Mortgages markets overall have taken a beating in the Covid-19 crisis. But jumbo loans have been thrown to the mat. In early April, Wells Fargo stopped buying jumbo loans from other loan originators. Many banks followed suit, which froze the liquidity in a large part of the jumbo market. Most lenders, including Wells Fargo, Bank of America, Chase, and TIAA Bank, tightened lending standards or scrapped certain types of jumbos, such as investment loans or cash-out refinances. Some nonbank lenders stopped doing any jumbos at all. Borrowers found they needed near-perfect credit scores and 20% or even 35% for down payments.
According to data provided by the Mortgage Bankers Association, since 2015 average rates on 30-year fixed jumbo loans have been lower than the average rates on 30-year conforming loans. Since February, that has reversed, with average rates for a 30-year jumbo at 3.73%, compared with 3.52% for conforming loans.
Average rates on jumbo loans have been so low for the past several years partly because lenders view jumbos as lower risk. But that is another thing turned upside down by the Covid-19 crisis. As of June 16, 11.8% of jumbo loans were in forbearance, compared with 8.7% of all mortgages, according to Black Knight, a mortgage data and technology firm. With conforming loans in forbearance, government agencies eventually step in to cover monthly payments; with jumbos, the mortgage owner gets nothing while a borrower doesn’t pay.

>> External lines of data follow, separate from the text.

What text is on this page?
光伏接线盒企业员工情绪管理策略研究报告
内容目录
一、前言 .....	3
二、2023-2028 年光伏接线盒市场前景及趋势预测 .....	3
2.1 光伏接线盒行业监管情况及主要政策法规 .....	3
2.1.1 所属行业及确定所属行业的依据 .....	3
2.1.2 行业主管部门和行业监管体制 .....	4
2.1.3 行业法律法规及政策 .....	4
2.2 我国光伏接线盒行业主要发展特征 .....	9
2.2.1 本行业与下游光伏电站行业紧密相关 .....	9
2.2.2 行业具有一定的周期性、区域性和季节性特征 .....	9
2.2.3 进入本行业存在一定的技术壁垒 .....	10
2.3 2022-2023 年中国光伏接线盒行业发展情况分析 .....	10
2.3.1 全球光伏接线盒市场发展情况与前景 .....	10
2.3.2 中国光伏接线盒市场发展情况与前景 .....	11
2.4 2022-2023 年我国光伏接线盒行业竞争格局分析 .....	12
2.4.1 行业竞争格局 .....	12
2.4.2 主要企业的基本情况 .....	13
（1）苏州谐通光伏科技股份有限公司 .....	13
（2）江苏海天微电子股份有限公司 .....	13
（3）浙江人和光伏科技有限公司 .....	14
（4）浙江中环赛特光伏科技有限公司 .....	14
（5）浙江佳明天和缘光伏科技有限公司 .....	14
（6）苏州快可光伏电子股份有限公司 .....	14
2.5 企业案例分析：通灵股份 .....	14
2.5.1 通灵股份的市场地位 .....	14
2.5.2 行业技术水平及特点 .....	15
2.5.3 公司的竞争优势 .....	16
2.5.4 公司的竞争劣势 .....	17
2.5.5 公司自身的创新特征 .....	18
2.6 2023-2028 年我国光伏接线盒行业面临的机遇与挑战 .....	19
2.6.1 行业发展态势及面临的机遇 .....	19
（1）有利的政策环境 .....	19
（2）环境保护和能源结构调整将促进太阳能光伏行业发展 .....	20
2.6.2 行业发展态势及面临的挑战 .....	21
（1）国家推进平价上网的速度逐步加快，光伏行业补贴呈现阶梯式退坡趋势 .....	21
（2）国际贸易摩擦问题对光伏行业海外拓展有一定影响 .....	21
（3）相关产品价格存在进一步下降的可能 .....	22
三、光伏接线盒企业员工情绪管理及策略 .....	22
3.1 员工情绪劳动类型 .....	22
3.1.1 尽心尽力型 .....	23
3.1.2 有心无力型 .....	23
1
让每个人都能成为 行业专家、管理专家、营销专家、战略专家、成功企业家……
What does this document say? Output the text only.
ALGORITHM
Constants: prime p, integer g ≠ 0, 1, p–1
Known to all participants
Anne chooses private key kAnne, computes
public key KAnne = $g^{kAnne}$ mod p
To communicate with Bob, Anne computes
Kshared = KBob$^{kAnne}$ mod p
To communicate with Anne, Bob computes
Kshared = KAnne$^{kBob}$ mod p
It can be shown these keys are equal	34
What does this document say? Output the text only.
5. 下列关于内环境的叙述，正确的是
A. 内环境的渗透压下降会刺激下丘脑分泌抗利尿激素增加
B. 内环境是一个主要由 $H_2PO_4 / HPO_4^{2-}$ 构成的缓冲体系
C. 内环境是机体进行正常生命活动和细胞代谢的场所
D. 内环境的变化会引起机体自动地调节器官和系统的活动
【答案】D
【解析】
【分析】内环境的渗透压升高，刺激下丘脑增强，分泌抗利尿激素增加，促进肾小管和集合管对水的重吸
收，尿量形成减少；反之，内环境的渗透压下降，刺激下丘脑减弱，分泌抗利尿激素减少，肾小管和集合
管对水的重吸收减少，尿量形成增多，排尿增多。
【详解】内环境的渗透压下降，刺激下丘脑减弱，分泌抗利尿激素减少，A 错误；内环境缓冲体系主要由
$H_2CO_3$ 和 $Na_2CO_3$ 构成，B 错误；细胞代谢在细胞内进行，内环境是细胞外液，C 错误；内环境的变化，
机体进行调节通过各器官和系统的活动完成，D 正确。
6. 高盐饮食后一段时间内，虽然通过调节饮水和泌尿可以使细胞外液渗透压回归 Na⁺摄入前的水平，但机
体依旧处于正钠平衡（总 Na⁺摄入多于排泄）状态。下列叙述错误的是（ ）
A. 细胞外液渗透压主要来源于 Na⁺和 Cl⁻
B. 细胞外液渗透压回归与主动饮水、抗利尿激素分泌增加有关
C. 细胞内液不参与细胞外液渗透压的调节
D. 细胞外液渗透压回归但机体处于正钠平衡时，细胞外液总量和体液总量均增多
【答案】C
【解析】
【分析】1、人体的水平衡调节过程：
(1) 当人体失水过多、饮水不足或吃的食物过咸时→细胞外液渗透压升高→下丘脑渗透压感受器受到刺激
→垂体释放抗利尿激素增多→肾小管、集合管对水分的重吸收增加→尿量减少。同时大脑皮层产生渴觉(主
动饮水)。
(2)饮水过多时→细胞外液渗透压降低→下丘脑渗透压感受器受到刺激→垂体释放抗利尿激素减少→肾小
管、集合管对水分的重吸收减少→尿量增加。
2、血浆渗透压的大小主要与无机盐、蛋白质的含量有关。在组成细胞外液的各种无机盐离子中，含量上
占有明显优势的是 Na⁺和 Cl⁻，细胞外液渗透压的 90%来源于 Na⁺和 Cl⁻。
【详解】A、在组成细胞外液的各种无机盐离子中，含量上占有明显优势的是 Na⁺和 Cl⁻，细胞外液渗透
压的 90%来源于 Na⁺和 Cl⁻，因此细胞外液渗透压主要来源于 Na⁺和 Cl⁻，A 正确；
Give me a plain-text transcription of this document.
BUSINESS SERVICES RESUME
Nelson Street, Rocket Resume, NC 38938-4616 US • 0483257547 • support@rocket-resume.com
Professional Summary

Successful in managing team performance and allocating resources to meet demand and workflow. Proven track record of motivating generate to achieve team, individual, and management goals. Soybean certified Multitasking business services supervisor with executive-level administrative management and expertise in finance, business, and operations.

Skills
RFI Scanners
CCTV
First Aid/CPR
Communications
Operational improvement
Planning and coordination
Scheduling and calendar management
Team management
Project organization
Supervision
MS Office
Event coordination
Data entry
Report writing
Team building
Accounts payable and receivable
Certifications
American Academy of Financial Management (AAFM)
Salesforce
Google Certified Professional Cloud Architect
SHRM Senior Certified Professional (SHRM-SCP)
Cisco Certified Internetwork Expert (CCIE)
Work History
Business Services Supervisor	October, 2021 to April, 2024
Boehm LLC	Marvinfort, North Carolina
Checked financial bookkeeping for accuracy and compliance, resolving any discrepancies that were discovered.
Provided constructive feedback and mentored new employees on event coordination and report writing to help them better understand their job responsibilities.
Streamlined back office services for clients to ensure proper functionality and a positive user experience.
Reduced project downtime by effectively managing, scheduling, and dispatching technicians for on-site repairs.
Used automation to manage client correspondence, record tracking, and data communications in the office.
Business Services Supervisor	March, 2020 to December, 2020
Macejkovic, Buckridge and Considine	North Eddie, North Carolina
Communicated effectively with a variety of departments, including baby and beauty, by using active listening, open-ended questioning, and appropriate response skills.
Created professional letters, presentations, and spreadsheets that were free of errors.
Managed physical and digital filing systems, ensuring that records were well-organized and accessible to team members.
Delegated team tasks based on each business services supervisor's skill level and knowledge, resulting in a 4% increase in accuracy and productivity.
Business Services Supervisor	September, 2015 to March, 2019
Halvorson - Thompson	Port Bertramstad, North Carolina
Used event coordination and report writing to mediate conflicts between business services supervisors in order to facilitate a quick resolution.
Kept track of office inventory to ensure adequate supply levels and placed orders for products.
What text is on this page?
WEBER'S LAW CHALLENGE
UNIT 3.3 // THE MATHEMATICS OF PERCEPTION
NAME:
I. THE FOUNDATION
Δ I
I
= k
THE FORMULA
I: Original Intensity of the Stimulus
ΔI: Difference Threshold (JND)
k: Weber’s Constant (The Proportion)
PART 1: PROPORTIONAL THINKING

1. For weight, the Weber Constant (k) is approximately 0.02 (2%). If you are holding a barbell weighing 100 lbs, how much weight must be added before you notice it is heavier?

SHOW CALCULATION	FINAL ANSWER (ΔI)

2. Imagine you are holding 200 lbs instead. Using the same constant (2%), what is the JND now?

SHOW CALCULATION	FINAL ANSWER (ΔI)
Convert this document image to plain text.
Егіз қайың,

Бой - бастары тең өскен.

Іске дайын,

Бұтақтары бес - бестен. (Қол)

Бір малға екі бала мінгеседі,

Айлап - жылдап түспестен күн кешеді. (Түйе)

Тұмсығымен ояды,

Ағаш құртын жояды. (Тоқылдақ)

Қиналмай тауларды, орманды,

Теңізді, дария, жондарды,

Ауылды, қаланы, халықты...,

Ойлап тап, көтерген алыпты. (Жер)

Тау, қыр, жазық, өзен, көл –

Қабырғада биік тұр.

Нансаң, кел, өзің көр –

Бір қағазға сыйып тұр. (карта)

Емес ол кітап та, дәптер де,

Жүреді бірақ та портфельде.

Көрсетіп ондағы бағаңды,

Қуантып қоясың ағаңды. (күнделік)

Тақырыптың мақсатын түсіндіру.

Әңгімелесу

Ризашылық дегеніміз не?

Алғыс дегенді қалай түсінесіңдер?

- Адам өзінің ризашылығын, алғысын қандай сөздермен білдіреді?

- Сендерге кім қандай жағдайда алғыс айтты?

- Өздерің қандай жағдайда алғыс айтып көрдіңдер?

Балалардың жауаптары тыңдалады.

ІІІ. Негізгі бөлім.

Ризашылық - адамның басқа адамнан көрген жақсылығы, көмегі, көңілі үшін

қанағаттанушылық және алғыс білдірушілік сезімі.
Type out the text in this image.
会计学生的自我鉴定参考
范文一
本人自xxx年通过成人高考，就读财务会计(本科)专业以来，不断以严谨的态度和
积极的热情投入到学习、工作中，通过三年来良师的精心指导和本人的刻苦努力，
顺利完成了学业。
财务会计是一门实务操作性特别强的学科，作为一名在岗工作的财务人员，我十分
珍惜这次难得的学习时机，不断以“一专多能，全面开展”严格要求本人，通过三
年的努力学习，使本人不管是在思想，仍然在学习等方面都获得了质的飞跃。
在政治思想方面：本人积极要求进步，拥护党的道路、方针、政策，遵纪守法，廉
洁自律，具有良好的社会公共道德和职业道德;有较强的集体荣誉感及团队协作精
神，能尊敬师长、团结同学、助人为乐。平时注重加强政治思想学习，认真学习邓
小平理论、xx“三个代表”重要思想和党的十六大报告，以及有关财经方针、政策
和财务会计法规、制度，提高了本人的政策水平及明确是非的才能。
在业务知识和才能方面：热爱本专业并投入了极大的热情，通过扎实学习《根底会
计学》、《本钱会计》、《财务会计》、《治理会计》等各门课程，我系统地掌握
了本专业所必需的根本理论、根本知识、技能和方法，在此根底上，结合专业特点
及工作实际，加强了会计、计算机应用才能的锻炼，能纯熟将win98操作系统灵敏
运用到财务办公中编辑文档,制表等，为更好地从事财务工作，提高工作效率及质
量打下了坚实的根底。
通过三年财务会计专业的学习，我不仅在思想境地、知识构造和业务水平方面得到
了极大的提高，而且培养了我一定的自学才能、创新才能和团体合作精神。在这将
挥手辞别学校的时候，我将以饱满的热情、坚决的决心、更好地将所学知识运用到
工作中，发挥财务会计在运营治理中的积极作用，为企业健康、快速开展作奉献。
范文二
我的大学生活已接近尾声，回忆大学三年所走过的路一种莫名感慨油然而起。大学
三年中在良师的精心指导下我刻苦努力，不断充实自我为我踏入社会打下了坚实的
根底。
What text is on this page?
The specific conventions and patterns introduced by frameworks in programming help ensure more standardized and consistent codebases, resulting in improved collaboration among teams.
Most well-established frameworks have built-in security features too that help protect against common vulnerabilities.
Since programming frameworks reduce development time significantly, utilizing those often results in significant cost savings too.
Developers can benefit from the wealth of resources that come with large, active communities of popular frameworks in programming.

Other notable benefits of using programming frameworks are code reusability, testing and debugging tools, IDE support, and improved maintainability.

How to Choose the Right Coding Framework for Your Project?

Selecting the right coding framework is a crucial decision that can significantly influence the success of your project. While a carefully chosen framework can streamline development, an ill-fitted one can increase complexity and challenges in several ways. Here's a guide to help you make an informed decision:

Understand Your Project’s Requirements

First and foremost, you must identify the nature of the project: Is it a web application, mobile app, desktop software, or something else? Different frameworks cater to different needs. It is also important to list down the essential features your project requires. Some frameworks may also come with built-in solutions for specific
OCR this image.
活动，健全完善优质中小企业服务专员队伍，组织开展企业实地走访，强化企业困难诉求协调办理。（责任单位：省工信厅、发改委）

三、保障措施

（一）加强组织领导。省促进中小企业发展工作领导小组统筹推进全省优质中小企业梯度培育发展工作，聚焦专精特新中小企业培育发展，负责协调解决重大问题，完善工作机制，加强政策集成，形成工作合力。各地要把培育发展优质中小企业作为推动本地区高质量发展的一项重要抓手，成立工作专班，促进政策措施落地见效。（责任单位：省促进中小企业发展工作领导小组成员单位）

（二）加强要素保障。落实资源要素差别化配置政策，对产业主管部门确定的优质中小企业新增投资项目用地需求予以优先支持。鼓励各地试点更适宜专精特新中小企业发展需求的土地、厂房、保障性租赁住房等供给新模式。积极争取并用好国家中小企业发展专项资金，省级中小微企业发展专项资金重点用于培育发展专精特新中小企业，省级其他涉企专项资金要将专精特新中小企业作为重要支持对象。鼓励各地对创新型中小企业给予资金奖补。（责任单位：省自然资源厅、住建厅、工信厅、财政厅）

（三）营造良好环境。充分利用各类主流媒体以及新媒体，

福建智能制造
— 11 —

While it is too soon to call it a full-scale “reopening” of jumbo markets, there are some emerging signs of life. One measure is the gap between average conventional loan and jumbo rates: In April, conforming 30-year mortgage rates averaged 3.4%, while jumbos averaged 3.7%, according to data provided by mortgage technology company Optimal Blue. That gap narrowed in early June, to 3.3% for conforming loans and 3.5% for jumbos. Another measure is the return of jumbo loans for self-employed borrowers served by niche lenders.
John Lynch is chief executive of PCMA, a lender in Irvine, Calif., that specializes in jumbo loans for affluent borrowers whose financial profiles don’t match traditional credit criteria. PCMA’s median loan amount is about $1 million, Mr. Lynch said. Typically, a 30-year jumbo loan from PCMA has a rate 100 to 150 basis points above bank jumbo loans, so if a bank lends at 3.5%, PCMA lends at 4.5% to 5%.
PCMA’s liquidity comes from packaging and securitizing its loans and selling them to investors. In April and May, it found few takers for these securities—and those takers demanded extremely high returns. So the best jumbo rates it could offer were 8% or 9%—which it didn’t even bother to promote, Mr. Lynch said. But now, in mid-June, liquidity has returned to the market and “we have our first set of loan docs going out today at 4.99% for a 30-year fixed,” he said.
Guaranteed Rate, a large retail nonbank jumbo lender, wrote twice as many jumbo loans between May and June as it did between April and May, said Kasey Marty, executive vice president.
Several of the large bank lenders say that stricter lending standards will be loosened as the economic picture improves, but that it is too soon to say when.